Finance Minister Bill Morneau is defending a $70-million tax change that has infuriated Canada's medical community, saying it is simply aimed at clearing up the tax rules for all professionals who run a small business.
Senators grilled the minister Tuesday as he appeared before the Senate national finance committee to defend his latest budget bill, C-29.
Mr. Morneau was asked to address concerns raised by physician organizations about a tax change that would limit how professionals working in a grouped corporate structure can access the small-business tax deduction.
"Don't you expect this to have a negative impact on Canada's ability to attract and keep physicians, especially specialists?" Conservative Senator Salma Ataullahjan asked.
"We believe the approach we've taken is fair across small businesses," Mr. Morneau replied. "We are not treating physicians in any way different from other professionals or other small businesses. What we're saying is one small business is able to have one small-business deduction."
The government argues professionals working under one corporate entity should not be able to claim they are each stand-alone small businesses for tax purposes. The measure was announced in the March budget as an effort to address "the ability of high-net-worth individuals to use private corporations to inappropriately reduce or defer tax."
The Canadian Medical Association has warned this change will mean tens of thousands in additional taxes owed for some physicians. The Ontario Association of Radiologists has said the change represents a "tipping point" that, when combined with unresolved financial battles with provincial governments, will lead many specialists to leave for the United States.
Mr. Morneau also confirmed in committee that the tax change related to small businesses will raise $70-million a year in new revenue. The change applies to a wide range of professionals, but physicians have mounted an aggressive lobbying campaign to argue that unlike other professionals, they are not able to pass along higher operating costs to consumers. They also say the groupings lead to better health care.
Several medical professionals are scheduled to outline their concerns to the committee Wednesday, including Dr. Richard Davies, a cardiology professor with the University of Ottawa Heart Institute.
Dr. Davies told The Globe and Mail on Tuesday that the change will hurt the ability of organizations such as the Ottawa Heart Institute to attract top talent.
"It just hurts us.
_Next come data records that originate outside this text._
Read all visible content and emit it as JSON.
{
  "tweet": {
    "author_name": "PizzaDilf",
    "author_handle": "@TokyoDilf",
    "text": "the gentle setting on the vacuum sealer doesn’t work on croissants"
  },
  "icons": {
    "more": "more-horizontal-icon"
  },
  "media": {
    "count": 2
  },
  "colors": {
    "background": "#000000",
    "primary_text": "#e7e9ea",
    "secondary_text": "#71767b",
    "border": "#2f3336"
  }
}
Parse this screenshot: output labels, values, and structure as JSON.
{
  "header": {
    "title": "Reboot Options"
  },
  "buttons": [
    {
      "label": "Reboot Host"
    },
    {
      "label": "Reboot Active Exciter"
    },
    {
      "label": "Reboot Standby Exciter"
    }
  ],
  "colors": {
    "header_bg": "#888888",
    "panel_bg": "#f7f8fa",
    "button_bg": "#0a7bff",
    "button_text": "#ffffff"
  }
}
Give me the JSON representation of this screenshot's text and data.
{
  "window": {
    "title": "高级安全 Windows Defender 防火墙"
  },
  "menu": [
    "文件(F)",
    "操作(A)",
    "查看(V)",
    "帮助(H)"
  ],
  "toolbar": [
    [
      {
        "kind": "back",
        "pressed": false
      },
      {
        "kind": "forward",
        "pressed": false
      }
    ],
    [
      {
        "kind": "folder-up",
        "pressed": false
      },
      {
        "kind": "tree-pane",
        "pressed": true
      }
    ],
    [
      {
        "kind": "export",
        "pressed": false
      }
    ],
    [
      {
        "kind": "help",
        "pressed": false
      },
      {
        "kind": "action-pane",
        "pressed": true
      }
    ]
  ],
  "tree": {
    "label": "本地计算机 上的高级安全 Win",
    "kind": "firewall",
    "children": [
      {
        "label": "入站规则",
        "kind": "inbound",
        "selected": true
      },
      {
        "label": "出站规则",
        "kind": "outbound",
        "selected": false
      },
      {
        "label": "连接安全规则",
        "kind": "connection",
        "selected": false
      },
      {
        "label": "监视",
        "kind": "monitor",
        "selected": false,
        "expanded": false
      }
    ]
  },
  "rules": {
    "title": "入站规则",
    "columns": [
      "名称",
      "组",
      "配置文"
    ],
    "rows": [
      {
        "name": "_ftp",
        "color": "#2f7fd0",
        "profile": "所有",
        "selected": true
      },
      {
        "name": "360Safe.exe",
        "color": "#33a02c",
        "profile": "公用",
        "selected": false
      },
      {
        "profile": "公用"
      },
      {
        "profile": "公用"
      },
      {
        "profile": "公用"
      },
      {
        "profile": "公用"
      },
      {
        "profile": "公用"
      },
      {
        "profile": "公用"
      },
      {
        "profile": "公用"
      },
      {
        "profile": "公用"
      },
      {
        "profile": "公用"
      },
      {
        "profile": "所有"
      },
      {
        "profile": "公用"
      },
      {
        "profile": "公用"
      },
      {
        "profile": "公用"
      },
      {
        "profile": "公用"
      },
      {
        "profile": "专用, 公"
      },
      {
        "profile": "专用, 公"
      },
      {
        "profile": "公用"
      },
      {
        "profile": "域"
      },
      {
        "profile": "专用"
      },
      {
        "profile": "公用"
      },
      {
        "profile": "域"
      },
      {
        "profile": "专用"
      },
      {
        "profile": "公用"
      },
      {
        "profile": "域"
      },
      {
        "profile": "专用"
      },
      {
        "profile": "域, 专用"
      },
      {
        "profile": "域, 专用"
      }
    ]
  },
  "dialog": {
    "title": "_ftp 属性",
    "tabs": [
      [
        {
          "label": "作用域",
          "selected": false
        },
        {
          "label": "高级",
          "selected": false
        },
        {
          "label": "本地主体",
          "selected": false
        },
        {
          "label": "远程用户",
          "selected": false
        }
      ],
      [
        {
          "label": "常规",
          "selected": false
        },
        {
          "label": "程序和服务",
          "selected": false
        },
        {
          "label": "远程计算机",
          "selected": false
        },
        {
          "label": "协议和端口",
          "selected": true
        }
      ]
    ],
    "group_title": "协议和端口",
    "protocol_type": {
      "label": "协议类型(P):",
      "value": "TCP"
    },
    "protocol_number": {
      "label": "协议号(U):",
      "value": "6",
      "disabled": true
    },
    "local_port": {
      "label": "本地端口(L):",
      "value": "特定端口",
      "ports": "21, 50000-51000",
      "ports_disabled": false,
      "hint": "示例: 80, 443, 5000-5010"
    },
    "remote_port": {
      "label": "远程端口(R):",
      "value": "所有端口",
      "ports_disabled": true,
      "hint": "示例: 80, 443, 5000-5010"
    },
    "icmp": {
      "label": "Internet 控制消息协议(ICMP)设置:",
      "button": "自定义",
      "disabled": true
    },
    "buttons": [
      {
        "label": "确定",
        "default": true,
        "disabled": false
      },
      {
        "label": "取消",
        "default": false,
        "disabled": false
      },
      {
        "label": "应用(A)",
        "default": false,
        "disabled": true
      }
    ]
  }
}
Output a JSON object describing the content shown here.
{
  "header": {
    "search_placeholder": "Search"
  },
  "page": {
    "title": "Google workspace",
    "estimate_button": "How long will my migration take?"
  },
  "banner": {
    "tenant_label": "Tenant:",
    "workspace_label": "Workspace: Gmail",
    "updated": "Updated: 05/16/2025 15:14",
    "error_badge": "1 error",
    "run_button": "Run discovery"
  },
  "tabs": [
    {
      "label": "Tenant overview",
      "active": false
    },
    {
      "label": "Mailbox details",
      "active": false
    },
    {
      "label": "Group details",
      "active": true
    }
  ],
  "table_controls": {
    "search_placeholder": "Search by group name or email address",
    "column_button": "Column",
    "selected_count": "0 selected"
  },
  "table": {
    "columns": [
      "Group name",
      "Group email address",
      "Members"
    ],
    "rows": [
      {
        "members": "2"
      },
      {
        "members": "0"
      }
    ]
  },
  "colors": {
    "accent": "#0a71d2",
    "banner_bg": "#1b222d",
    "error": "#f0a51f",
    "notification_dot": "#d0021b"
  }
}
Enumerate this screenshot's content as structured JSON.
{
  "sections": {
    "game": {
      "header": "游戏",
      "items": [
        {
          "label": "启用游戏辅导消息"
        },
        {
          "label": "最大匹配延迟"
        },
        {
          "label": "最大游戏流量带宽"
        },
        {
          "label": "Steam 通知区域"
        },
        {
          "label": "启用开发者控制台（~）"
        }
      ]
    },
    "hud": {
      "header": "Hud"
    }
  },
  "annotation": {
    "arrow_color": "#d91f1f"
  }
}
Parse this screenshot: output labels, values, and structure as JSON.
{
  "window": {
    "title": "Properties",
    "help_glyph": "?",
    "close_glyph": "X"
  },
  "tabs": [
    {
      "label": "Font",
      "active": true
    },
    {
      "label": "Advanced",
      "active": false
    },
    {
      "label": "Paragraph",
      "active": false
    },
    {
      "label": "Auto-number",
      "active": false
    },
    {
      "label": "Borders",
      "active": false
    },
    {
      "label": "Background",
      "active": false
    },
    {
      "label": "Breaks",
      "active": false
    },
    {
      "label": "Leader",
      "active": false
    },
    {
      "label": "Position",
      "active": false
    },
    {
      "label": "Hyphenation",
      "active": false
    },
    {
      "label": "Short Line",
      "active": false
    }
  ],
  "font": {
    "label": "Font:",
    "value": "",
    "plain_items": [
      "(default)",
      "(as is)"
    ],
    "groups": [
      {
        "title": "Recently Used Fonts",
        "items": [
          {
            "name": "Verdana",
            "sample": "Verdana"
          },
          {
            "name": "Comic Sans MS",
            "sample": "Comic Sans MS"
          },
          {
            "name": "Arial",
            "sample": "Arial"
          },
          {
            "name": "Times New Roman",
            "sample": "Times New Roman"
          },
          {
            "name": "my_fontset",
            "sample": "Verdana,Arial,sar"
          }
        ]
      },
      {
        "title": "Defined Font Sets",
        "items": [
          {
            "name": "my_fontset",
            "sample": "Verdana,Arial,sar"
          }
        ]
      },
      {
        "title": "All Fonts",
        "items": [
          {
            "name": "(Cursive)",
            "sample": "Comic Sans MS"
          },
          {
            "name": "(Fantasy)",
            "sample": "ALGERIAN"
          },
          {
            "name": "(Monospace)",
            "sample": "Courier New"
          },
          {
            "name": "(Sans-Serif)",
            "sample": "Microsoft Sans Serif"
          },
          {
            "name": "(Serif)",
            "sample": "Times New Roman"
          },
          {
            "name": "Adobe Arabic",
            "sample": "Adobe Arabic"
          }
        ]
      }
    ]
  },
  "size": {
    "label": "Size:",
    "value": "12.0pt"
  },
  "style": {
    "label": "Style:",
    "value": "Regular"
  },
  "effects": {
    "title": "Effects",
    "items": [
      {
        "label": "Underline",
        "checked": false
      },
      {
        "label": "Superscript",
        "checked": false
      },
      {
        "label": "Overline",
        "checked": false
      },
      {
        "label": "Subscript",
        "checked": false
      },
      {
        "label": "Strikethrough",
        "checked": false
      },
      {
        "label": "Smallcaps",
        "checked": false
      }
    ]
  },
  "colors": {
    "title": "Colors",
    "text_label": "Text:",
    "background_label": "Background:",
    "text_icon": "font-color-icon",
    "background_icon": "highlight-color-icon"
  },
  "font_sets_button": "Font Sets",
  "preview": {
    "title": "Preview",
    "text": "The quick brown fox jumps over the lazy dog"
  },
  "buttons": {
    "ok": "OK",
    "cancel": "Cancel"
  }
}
It makes it harder for us to get and retain the doctors that we want," he said. "It makes it more difficult to support research. It makes it more difficult to support teaching. It makes it more difficult for us to provide the complete range of care regardless of whether or not the provincial system is funded properly."
Dr. Davies said these medical partnerships were created to pool income to help cover costs for health services that are needed but not well-covered by provincial plans.
"We've used the mechanism of being a partnership not to make more money but to be able to allow us to practise that kind of medicine. And what this does is it selectively disadvantages doctors who want to join our practice compared to doctors who just want to go out into the community," he said.
Prime Minister Justin Trudeau's decision to appoint a large number of senators who sit as independents has created some uncertainty as to how the Senate will deal with government legislation.
Three senators on the committee – including an independent, a Liberal and a Conservative – all raised concerns with a clause in Bill C-29 that amends the Bank Act to assert that federal consumer-protection laws and regulations related to banking are "paramount" to provincial law.
The change is in response to a 2014 Supreme Court ruling. It outlines principles that banks must follow related to disclosure, fairness and accessibility.
Liberal Senator Paul Massicotte told the minister he's concerned the clause would reduce consumer protection in provinces with stronger rules and called for the section to be deleted.
"I'm not so sure the provinces understand what's happening with this paragraph," he said. "This paragraph should be amended, should be removed."
Mr. Morneau rejected the idea, even though the government already accepted an earlier amendment to the bill that was made by MPs on the House of Commons finance committee.
"We see this as one bill in its entirety," he said. "We view the consumer protections that we're putting in as an enhancement of consumer protections across this country."